Relevanz für die Praxis
Die Feststellungslast für die Abstammung von einem bestimmten Mann trägt der Antragsteller (Grüneberg/Siede, BGB, 83. Aufl., § 1600d Rn. 11). Im Verfahren auf gerichtliche Feststellung der Vaterschaft wird als Vater vermutet, wer der Mutter während der Empfängniszeit beigewohnt hat, § 1600d Abs. 2 S. 1 BGB. Diese Vermutung soll das Kind nicht vaterlos werden lassen, wenn keine hinreichenden gutachtlichen Erkenntnisse gewonnen werden können (BT-Drucksache 13/4899, 88). Auf diese Vermutung kommt es also erst an, wenn sich die Vaterschaft nicht feststellen lässt, nachdem die zur Verfügung stehenden Beweismittel ausgeschöpft worden sind (Grüneberg/Siede, a. a. O.).
Nach § 1600d Abs. 2 S. 2 BGB gilt die Vermutung nicht, wenn schwerwiegende Zweifel an der Vaterschaft bestehen. Diese Zweifel können zwar auch vorliegen, wenn der Beweis des Mehrverkehrs nicht erbracht ist (BGH NJW 73, 2249, Rn. 16; Leipold, FamRZ 73, 65 ff., 73 zu Ziff. 3). Ein allgemeiner Mehrverkehrsverdacht reicht aber nicht aus (BGH FamRZ 75, 685, 686). Der BGH hat entschieden, dass ein nur möglicher Mehrverkehr ausreichen kann, um schwerwiegende Zweifel zu begründen (BGH NJW 73, 2249, Rn. 16).
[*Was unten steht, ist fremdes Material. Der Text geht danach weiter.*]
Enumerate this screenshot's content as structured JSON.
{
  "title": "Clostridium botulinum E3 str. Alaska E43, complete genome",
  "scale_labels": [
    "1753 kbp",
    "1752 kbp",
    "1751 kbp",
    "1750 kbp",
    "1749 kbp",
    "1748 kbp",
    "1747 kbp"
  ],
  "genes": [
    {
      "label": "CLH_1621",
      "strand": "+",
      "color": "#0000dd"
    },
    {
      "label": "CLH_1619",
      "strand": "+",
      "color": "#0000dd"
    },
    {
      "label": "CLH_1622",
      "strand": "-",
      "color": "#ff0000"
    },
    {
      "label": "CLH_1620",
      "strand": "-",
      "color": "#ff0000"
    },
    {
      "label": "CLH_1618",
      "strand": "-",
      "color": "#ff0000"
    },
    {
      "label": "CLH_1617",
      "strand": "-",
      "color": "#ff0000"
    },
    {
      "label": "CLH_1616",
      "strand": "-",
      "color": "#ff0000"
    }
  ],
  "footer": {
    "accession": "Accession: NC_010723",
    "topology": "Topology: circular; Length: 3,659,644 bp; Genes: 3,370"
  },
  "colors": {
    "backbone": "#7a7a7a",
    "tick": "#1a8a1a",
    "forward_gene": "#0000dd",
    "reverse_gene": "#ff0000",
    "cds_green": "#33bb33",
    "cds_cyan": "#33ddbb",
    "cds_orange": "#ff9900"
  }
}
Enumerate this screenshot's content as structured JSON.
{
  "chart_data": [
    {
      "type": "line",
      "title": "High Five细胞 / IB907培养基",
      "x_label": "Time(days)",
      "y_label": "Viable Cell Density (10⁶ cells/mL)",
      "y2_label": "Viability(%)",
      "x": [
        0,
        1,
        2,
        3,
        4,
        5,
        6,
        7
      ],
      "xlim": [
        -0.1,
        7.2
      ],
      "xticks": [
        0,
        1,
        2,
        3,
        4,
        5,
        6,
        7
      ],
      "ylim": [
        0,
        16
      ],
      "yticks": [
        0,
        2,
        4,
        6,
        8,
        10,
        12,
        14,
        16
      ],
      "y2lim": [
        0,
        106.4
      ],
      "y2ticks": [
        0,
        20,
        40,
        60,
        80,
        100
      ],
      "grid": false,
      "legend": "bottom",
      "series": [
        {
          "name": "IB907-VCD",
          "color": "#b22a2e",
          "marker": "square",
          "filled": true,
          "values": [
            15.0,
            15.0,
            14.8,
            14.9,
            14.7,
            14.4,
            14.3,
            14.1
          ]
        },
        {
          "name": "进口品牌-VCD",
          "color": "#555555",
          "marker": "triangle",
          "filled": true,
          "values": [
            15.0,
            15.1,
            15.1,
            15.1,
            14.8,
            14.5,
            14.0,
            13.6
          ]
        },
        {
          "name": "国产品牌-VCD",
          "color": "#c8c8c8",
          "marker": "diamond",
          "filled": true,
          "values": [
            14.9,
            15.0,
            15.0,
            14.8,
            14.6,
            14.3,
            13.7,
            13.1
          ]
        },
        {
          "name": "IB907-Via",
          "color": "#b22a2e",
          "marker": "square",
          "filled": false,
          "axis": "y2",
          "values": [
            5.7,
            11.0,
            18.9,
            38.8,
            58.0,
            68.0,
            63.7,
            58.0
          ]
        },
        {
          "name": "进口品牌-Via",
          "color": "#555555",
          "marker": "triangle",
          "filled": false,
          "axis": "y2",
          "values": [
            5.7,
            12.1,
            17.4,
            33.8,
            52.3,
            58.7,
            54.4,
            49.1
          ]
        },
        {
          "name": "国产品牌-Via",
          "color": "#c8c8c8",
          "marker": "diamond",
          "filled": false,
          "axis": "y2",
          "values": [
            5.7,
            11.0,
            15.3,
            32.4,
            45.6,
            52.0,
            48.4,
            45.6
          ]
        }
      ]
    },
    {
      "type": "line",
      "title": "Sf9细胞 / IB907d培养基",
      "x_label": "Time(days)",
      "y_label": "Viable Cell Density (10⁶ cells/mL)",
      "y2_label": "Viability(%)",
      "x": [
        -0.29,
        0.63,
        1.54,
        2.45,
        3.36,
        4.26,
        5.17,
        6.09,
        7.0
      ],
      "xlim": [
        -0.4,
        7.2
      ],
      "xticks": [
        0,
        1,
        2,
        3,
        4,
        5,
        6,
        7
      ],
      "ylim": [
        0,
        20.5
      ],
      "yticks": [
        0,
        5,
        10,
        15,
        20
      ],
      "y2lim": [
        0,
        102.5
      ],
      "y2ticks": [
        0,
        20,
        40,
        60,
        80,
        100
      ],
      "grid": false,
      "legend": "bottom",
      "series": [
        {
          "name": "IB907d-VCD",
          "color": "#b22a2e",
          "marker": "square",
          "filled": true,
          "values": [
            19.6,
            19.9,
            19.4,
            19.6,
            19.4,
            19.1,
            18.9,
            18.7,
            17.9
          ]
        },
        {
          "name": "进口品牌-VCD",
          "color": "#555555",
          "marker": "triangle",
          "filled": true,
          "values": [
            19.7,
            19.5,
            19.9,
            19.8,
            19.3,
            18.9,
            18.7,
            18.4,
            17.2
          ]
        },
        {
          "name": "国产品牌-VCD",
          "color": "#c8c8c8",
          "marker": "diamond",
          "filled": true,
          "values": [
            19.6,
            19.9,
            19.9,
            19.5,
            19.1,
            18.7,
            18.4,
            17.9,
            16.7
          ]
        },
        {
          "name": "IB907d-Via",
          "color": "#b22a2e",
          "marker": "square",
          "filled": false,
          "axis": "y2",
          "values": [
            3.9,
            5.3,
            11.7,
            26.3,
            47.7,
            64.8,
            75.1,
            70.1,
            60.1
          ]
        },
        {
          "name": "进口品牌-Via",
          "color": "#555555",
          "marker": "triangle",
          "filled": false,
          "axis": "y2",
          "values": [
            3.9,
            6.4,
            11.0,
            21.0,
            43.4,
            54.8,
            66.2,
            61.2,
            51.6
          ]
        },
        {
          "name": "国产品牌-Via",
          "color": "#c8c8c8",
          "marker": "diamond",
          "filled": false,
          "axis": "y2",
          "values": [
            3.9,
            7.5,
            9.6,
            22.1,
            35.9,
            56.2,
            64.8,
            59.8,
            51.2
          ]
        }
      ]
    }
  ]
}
In dem Fall war streitig, ob die Mutter Mehrverkehr in der Empfängniszeit hatte. Sie hatte dies zwar bestritten. Das Berufungsgericht hat ihrer Aussage aber nicht entnommen, dass kein Mehrverkehr stattgefunden hat. Vielmehr hat es offengelassen, ob ein Mehrverkehr stattgefunden hat.
Das OLG Frankfurt a. M. stellt klar: Allein die Kontaktaufnahme über ein Datingportal lässt nicht den Schluss auf einen Mehrverkehr einer Frau zu.